Löscher hatte am Mittwoch durch die Blume auf eine mögliche Abwärtskorrektur der Gewinnerwartungen vorbereitet (siehe "Mannschaft zusammenhalten, Kompetenzen sichern"). Kaeser erläuterte seinerseits, Siemens werde von den staatlichen Konjunkturprogrammen erst im nächsten Geschäftsjahr profitieren. Konzernweit belaste die Wirtschaftskrise das Unternehmen auf längere Zeit, da Kunden zum Teil vor Refinanzierungsproblemen stünden. Derzeit gebe es allerdings lediglich Auftragsverschiebungen, nicht aber Stornierungen.

"Verwirrung am Kapitalmarkt"

Im laufenden Quartal wird nach seiner Darstellung der Auftragseingang höher sein als der Umsatz, im Jahresvergleich jedoch spürbar schrumpfen. Das Ergebnis des zweiten Quartals soll deutlich über dem des Vorjahres liegen. Die Börse hörte es mit Erleichterung, die Siemens-Aktie gewann ihre zuvor abgegebenen Punkte großteils wieder zurück. Wie lange die Erholung anhält, bleibt abzuwarten: Mit Blick auf die Jahresprognose erklärte Kaeser pragmatisch, solange es keine neue Zahl gebe, gelte eben die alte. Das ist zweifellos richtig, aber wenn es ganz so einfach wäre, hätte sich der Vorstandschef dazu vermutlich weniger vorsichtig geäußert. Reuters fasste am Freitag zusammen, Siemens sorge durch "wechselhaften Umgang mit seiner Geschäftsprognose für Verwirrung am Kapitalmarkt".
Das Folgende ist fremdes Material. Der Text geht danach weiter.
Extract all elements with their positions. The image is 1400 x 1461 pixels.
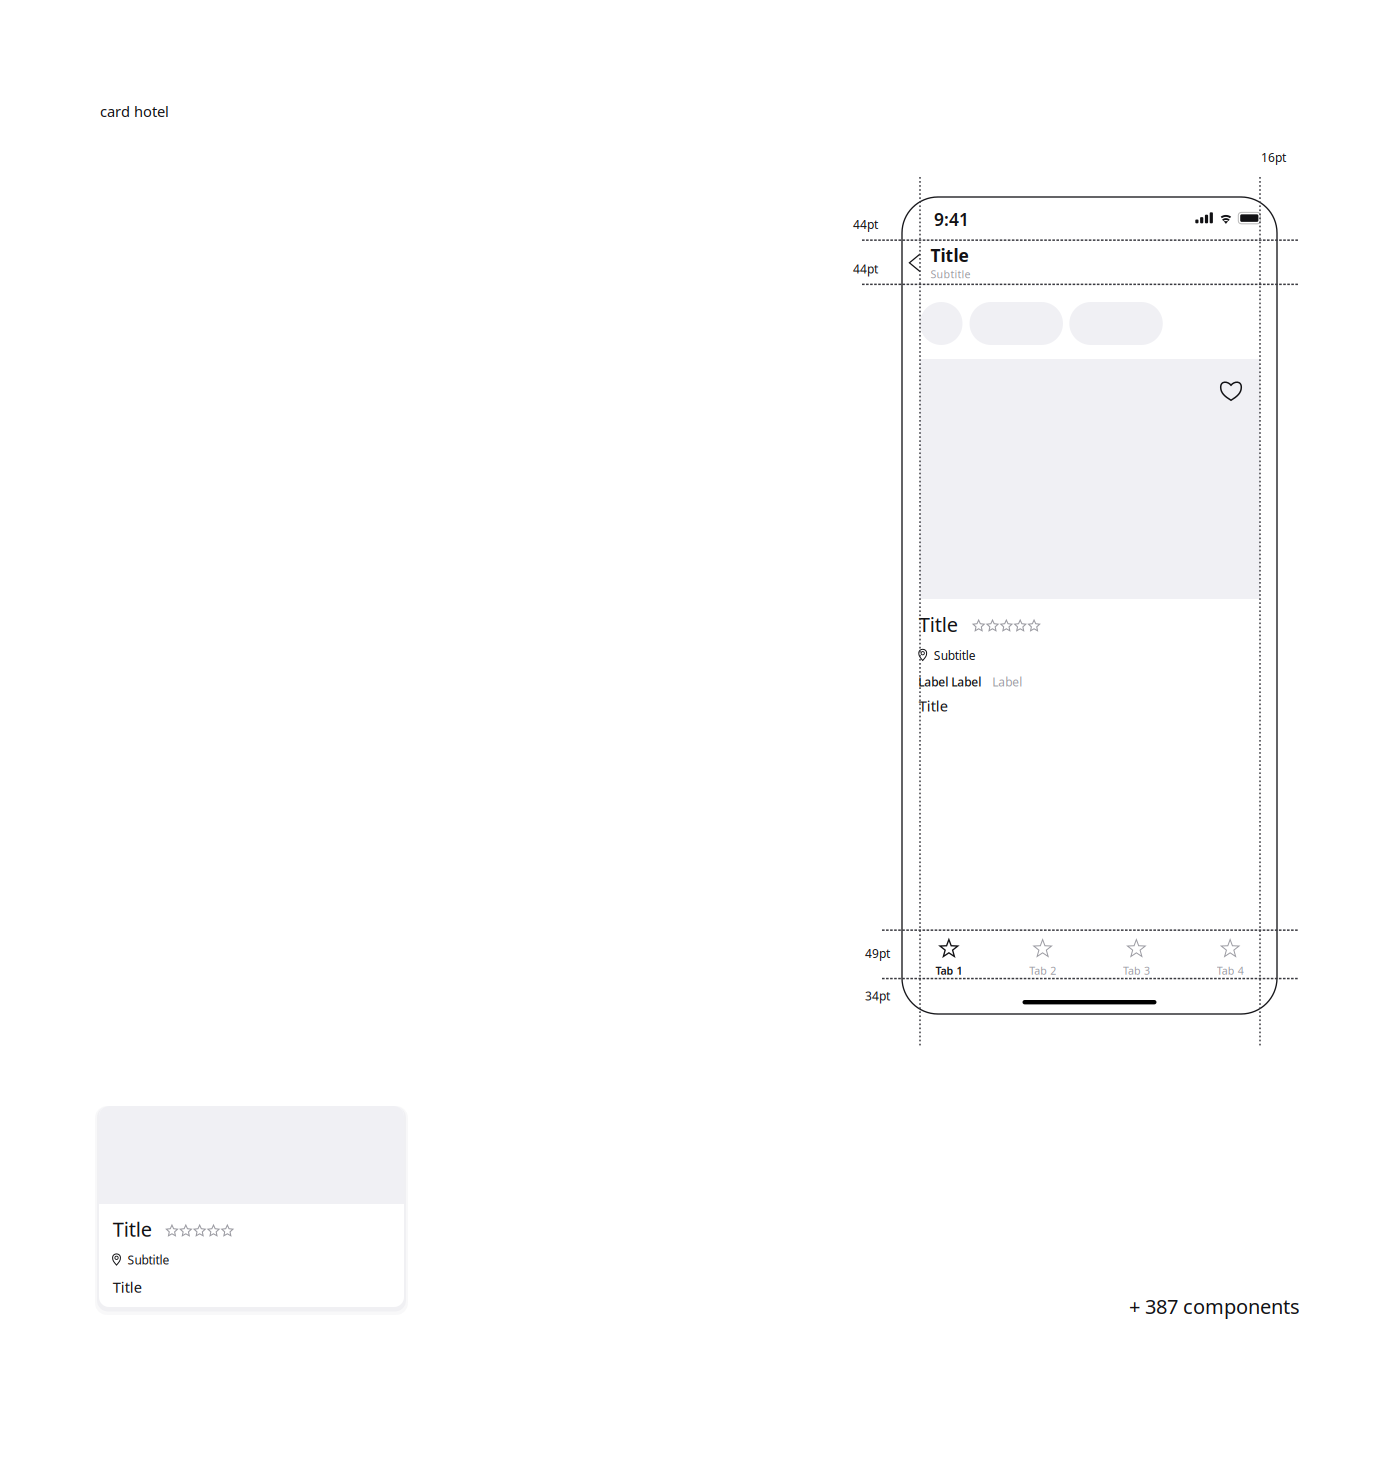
staticText: Title: [919, 696, 948, 716]
staticText: 34pt: [865, 988, 890, 1004]
staticText: Subtitle: [930, 267, 970, 281]
button[interactable]: Title: [99, 1106, 404, 1307]
button[interactable]: Tab 1: [902, 930, 996, 978]
staticText: Tab 2: [1029, 964, 1056, 978]
staticText: Title: [113, 1277, 142, 1297]
button[interactable]: Tab 4: [1183, 930, 1277, 978]
staticText: Title: [930, 244, 968, 267]
button[interactable]: Filter option: [902, 197, 996, 240]
staticText: 9:41: [934, 208, 969, 231]
staticText: Title: [919, 611, 958, 638]
staticText: 16pt: [1261, 150, 1286, 165]
staticText: Tab 3: [1123, 964, 1150, 978]
staticText: Title: [113, 1216, 152, 1242]
staticText: + 387 components: [1129, 1293, 1300, 1320]
staticText: 49pt: [865, 946, 890, 961]
staticText: Subtitle: [934, 648, 976, 663]
button[interactable]: Filter: [902, 197, 944, 240]
staticText: Label Label: [918, 674, 981, 690]
staticText: Tab 1: [935, 964, 962, 978]
staticText: card hotel: [100, 102, 169, 121]
staticText: 44pt: [853, 216, 878, 232]
button[interactable]: Favourite: [902, 197, 938, 233]
staticText: Tab 4: [1217, 964, 1244, 978]
button[interactable]: Tab 3: [1090, 930, 1183, 978]
staticText: 44pt: [853, 261, 878, 277]
button[interactable]: Tab 2: [996, 930, 1090, 978]
staticText: Subtitle: [128, 1252, 170, 1268]
staticText: Label: [992, 674, 1022, 690]
button[interactable]: Back: [902, 197, 924, 223]
button[interactable]: Filter option: [902, 197, 996, 240]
Probates Mittel Kurzarbeit

Zumindest in den Medien wurde fast noch ausführlicher auf den Stand der Kurzarbeit bei Siemens eingegangen. Kaeser bewertete diese wie zuvor Löscher und Personalvorstand Siegfried Russwurm als "sehr probates Mittel, eine längere Schwächephase zu überbrücken"; dabei kündigte er an, nach den bisher in diesem Zusammenhang vor allem erwähnten Bereichen Industrieautomatisierung und Osram werde es auch andere Sparten treffen.

"Neue Qualität" ...

Für Siemensianer ist diese Entwicklung schon seit Wochen unverkennbar, zumal zunehmend untypische Beschäftigtengruppen betroffen sind. Die Gesamtbetriebsratsspitze spricht in diesem Zusammenhang von einer "neuen Qualität"; in Abteilungen wie Siemens IT Solutions and Services in München Perlach und Betrieben wie Nürnberg Moorenbrunn kommt massiv Kurzarbeit auf Angestelltengruppen zu, die damit bislang praktisch noch nie zu tun hatten.

... und rasanter Anstieg

Analog dazu entwickeln sich die Anzahl der betroffenen Beschäftigten. In der Öffentlichkeit hält sich bislang überwiegend die auch von Kaeser erneut genannte Zahl von rund 7.400 Betroffenen bis April; Russwurm erklärte vor gut zwei Wochen, eine Verdoppelung wäre vorstellbar (siehe Verdoppelung der Kurzarbeit "würde mich nicht wundern").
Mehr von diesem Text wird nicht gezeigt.